I think about suicide constantly. It used to be my out— if life got too…much, I’d leave. Feeling nothing must be better than feeling bad all the time— my rejoinder.
My life hasn’t been very hard, not like the kids in Oakland hard. I grew up in a middle-class suburban neighborhood, when it was still safe to walk to elementary school. Never wanted for food, always had a bed, felt safe in the home of my parents. And, however abstracted, I got that they loved me.
What’s been so damn hard, always in my way, is…me. Born 2, or 200 yrs too early, I don’t seem to fit here. I’ve been on the outside looking in at this world for as long as I can remember. First hit me when I was around 5 yrs old. My mom would often laud accolades of my father in the store or the car on the way home from school—what a good artist he was, or how “smart,” and “passionate.” But at home, I saw him put his fist through the wood cabinet an inch from her face in a heated argument over politics. I’d seen him make her cower multiple times, listened to him demean her time and again with statements proclaiming her ignorance, or jumping down her throat when she dared disagree with him. The cognitive dissonance between what she said and what I saw put a glass wall between us, instilled mistrust. Perhaps I was delusional, or she was, but either way it took away my ground.
My mother came to visit many years after I’m moved from my parents’ home, and told me she wanted to divorce my dad. Though she never followed through, I know she was unhappy with him. After our divorce discussion, she never again professed her admiration of him, though they were together for another 10+ years before her death. She spewed hateful word at me about her husband of 47 years on her deathbed. What I observed at 5, and forward, gave me the real picture of my parents’ relationship, regardless of what my mother said. A glass brick in the wall of my emerging psyche. I’ve plugged into the difference between what people say and what we do ever since, much to my chagrin.
No, it’s not my parents’ fault I’ve spent a lifetime on the outside looking in. They tried to instill in me religion, be a part of the grand delusions the rest of the world apparently slavishly subscribes. But I’ve never been able to believe in a vengeful, rather ugly solipsist telling me what is right and wrong, acceptable and not, whom I’m supposed to believe in without question, or even speculation. Never been any good at blind faith. Suicide is not a sin. But it is all too often the indifferent choice.

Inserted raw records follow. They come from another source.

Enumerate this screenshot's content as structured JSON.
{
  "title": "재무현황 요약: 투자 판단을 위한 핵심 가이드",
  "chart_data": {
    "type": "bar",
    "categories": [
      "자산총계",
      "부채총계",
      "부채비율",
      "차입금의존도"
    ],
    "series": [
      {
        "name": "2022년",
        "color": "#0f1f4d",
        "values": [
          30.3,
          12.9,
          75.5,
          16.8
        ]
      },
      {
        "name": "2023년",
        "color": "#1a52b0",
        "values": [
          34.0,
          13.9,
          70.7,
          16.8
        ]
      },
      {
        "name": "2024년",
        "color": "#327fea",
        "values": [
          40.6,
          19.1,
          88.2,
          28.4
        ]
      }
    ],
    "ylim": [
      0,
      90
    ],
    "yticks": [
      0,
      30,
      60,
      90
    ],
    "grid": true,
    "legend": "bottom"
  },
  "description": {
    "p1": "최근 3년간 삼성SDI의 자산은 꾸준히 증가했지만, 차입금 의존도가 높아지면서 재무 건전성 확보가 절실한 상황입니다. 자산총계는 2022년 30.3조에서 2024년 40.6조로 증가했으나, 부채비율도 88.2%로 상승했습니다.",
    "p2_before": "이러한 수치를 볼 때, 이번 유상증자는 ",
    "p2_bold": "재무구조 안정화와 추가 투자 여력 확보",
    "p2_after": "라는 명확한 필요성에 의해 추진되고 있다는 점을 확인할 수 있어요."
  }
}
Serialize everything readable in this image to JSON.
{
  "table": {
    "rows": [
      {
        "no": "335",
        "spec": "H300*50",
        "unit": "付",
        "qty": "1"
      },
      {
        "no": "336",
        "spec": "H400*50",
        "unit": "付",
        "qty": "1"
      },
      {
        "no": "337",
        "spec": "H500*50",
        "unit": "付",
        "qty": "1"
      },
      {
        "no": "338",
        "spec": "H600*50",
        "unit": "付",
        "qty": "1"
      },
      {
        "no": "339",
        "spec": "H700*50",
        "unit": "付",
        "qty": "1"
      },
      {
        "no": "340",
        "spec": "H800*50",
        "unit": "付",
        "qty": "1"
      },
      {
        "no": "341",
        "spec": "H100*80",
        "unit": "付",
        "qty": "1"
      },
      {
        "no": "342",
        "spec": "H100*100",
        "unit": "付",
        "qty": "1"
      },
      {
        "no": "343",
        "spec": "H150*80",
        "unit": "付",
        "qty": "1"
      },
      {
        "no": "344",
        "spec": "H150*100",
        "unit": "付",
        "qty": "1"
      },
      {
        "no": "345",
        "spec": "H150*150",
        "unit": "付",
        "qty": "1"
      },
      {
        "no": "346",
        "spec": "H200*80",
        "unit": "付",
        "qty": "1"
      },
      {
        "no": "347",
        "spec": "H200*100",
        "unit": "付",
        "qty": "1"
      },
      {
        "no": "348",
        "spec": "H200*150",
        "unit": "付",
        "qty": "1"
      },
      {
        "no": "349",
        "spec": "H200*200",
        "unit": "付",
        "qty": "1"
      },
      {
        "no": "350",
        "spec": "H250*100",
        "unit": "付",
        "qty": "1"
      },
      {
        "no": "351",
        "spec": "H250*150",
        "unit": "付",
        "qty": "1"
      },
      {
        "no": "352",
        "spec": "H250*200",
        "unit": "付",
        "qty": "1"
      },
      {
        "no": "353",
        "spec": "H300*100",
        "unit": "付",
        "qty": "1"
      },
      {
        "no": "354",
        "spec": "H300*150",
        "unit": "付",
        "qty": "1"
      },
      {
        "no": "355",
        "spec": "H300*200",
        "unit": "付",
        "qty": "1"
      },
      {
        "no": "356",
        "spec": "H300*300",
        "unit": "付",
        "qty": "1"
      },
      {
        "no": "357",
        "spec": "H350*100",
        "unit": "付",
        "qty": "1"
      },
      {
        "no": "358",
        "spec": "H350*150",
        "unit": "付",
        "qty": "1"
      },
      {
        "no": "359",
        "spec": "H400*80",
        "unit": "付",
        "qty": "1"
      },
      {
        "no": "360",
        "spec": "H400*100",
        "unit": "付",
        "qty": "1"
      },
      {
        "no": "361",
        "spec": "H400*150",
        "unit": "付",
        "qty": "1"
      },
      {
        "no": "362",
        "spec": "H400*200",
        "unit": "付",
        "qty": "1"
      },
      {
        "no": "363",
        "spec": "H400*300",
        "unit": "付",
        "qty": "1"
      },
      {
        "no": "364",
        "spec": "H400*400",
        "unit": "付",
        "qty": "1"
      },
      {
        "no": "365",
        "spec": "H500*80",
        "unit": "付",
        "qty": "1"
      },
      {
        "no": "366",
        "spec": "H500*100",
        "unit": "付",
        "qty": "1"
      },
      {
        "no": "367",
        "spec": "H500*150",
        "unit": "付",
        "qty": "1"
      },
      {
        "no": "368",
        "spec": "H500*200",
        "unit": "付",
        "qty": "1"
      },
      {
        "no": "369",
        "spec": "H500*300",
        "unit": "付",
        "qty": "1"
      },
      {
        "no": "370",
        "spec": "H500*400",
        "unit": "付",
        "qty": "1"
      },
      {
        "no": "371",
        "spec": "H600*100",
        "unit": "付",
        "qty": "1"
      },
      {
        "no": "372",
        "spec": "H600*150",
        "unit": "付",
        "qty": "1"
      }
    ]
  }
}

It’s true, I still think about suicide often. I hear about Robin Williams, or Aaron Swartz, now Chester Bennington, and cycle on what they felt like right before killing themselves. Black, I imagine. And I practically live there. Have, as long as I can remember. But both Williams and Bennington had kids. And Aaron Swartz had thousand of followers who believed in and supported his fight for net-neutrality, me among them. And I feel mad at them, that they left. Then I imagine how it feels for their kids, how much they must miss their dads, and I’m overwhelmed almost to tears missing my mom. I imagine Aaron’s parents, having to live the rest of their lives with the death of their 26 year old son. And, as a parent of two teens, I stop breathing with the image and feel like I might throw up.
I brought life into physicality to experience living. And the experience of living— is feeling. The full range— happy, sad, mad, glad…whatever. No matter how hard things feel, no matter how black, if I take my own life I will invalidate the very reason I gave life. To feel. Dead, I will be robbing my children my love, the most intense, fantastic, and cherished of all feelings. And as much as I want to check out sometimes, there’s that cognitive dissonance again, followed by anger, and unfathomable loss. With, or even without kids, most people have family and friends who love them.
Feelings are dynamic. They change with time. Black morphs to gray, then violet, then sky blue some sunny days. I wish I could go back in time to the moment of choice for the aforementioned suicides, and the 40,000 annually across the U.S. alone, and remind each of the sunny days that will surely come again, especially when embracing and sharing love.